There was a good deal of convivial shouting and swearing. It must possess an energizing effect on men, for it seemed they could rarely accomplish a task without. The deck grew hazy with curls of smoke rising from the sides, acrid with an odd mix of burning weed, sulfur, tar, and perhaps a tinge of cooking worm. The smoke wafted low across the water and ashore, hanging among the trees like tobacco smoke wreathing a man’s head. Bits of canvas were rigged at the ports and hatches to funnel air below where the noxious smoke tended to collect. Fire and ships were mortal enemies, a ship being barely more than a pile of aged wood saturated with tar and paint, and so lookouts stood at the ready, with hoses and filled buckets.

Both sides complete, the
Morganse
righted for good, Nathan yielded to Hodder, chafing to the point of near apoplexy over the ruin of his precious paintwork. The swarms of besom-brush-bearing ants were replaced by paint-brush-bearing ones, the sharp smell of fresh paint joining the heady fug of breaming.

Declaring “idle hands and all that,” and disinclined toward revealing the ship’s fixed whereabouts with the daily great gun practice, Nathan ordered small arms practice instead: knives, pikes, boarding axes, sabers, cutlasses and the like. A series of chalk circles were drawn on deck and the smell of the sweat of exercise mingled in the air as the pirates honed their hand-to-hand skills. Stripped to their breeks, their chests shone with sweat as they sparred and parried with uncommon intensity, the classrooms taking on an air of competition. Under the watchful eyes of their mates, the combatants were cheered on by a large audience lining the ratlines, yards, and yet-to-be-painted rails. Beatrice shouted a bawdy repartee from amid the men peering down from their roost.

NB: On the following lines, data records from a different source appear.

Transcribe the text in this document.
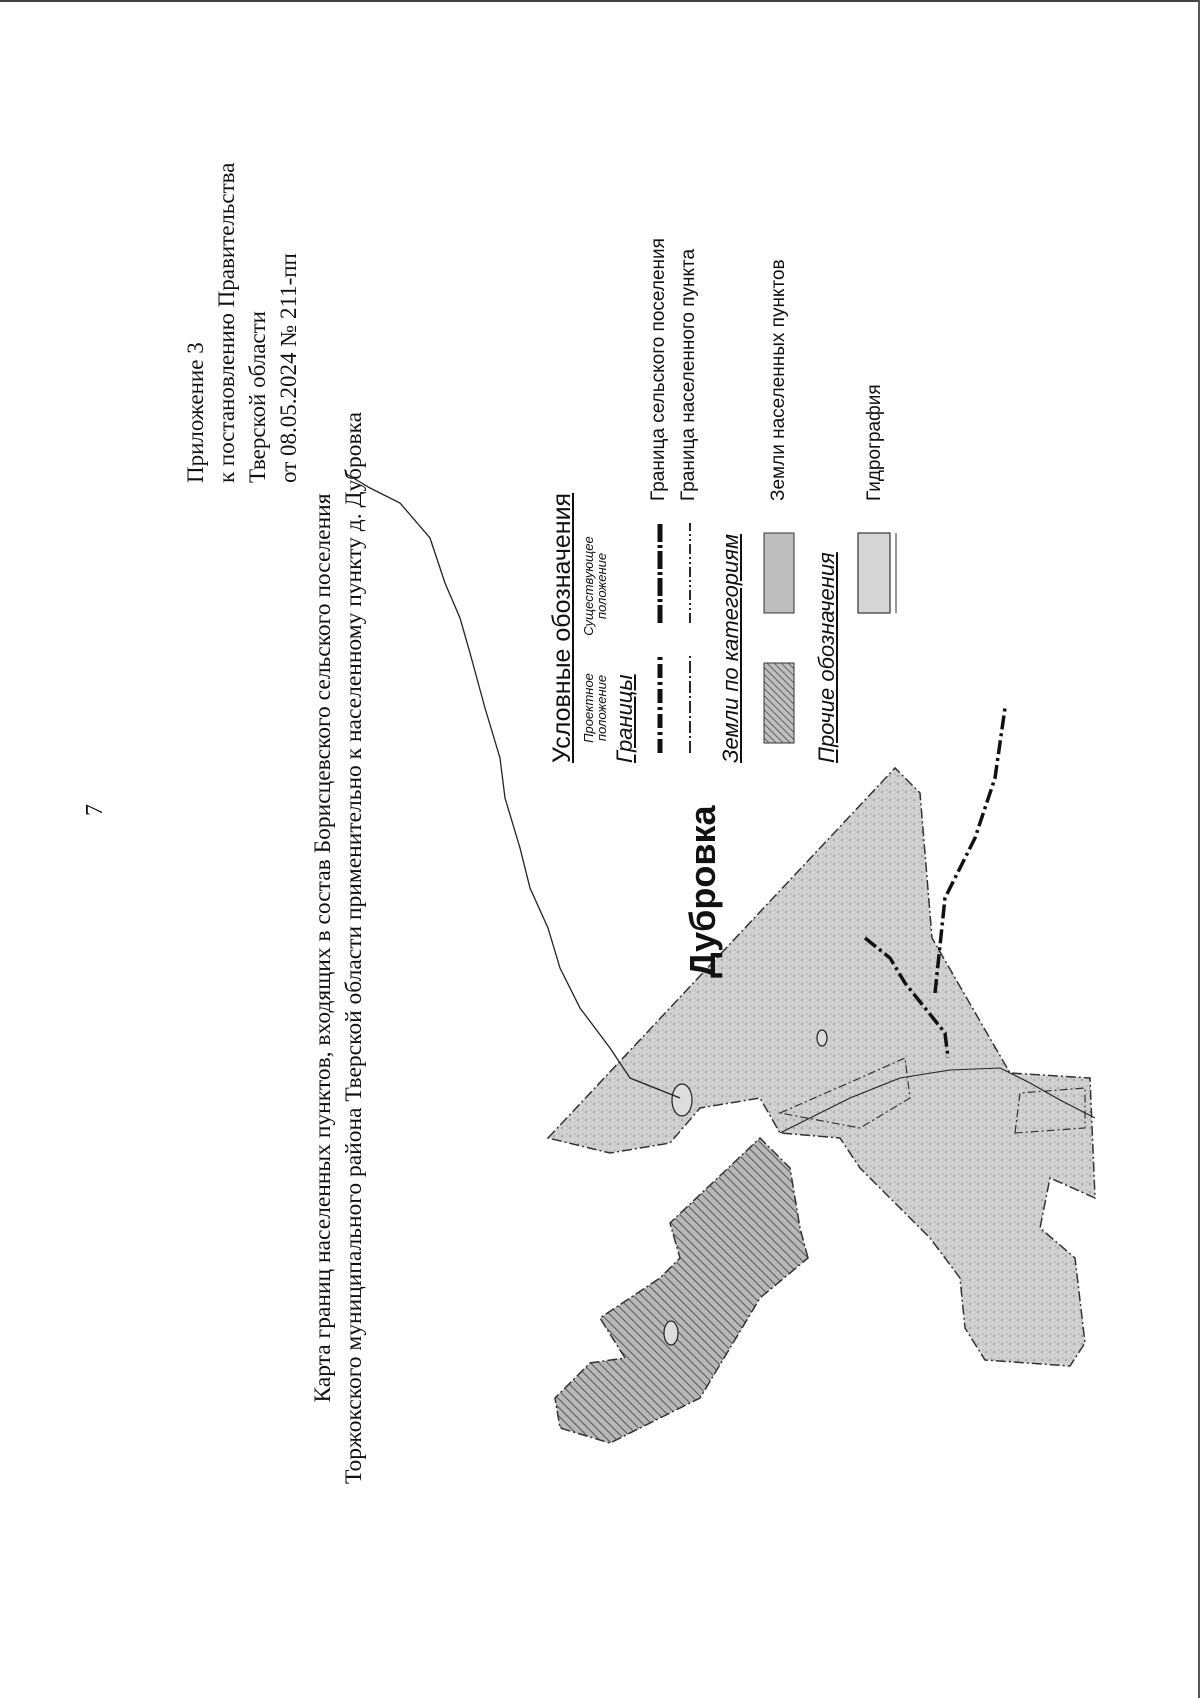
7
Приложение 3 к постановлению Правительства Тверской области от 08.05.2024 № 211-пп
Карта границ населенных пунктов, входящих в состав Борисцевского сельского поселения Торжокского муниципального района Тверской области применительно к населенному пункту д. Дубровка	Дубровка
Условные обозначения Проектное
положение
Существующее
положение
Границы
Граница сельского поселения Граница населенного пункта
Земли по категориям
Земли населенных пунктов
Прочие обозначения
Гидрография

Cate stood by with her blood box—so named by Nathan, since it appeared every time there was blood—for injury was frequent. She smiled faintly as she watched, thinking it wasn’t unlike when Brian’s men had trained in preparation for raids and clan wars or during the Uprising. There was, however, one difference: a blood-lust abandon.

“They look like they are trying to hack each other to pieces,” she said, wincing at the sight of a vicious swipe by Mr. Rowett, his snakeskin vest tossed aside.

“Pirate.” Nathan offered the single word as an all-encompassing explanation. He sat next to her atop a cask, watching with a sports-like avidness.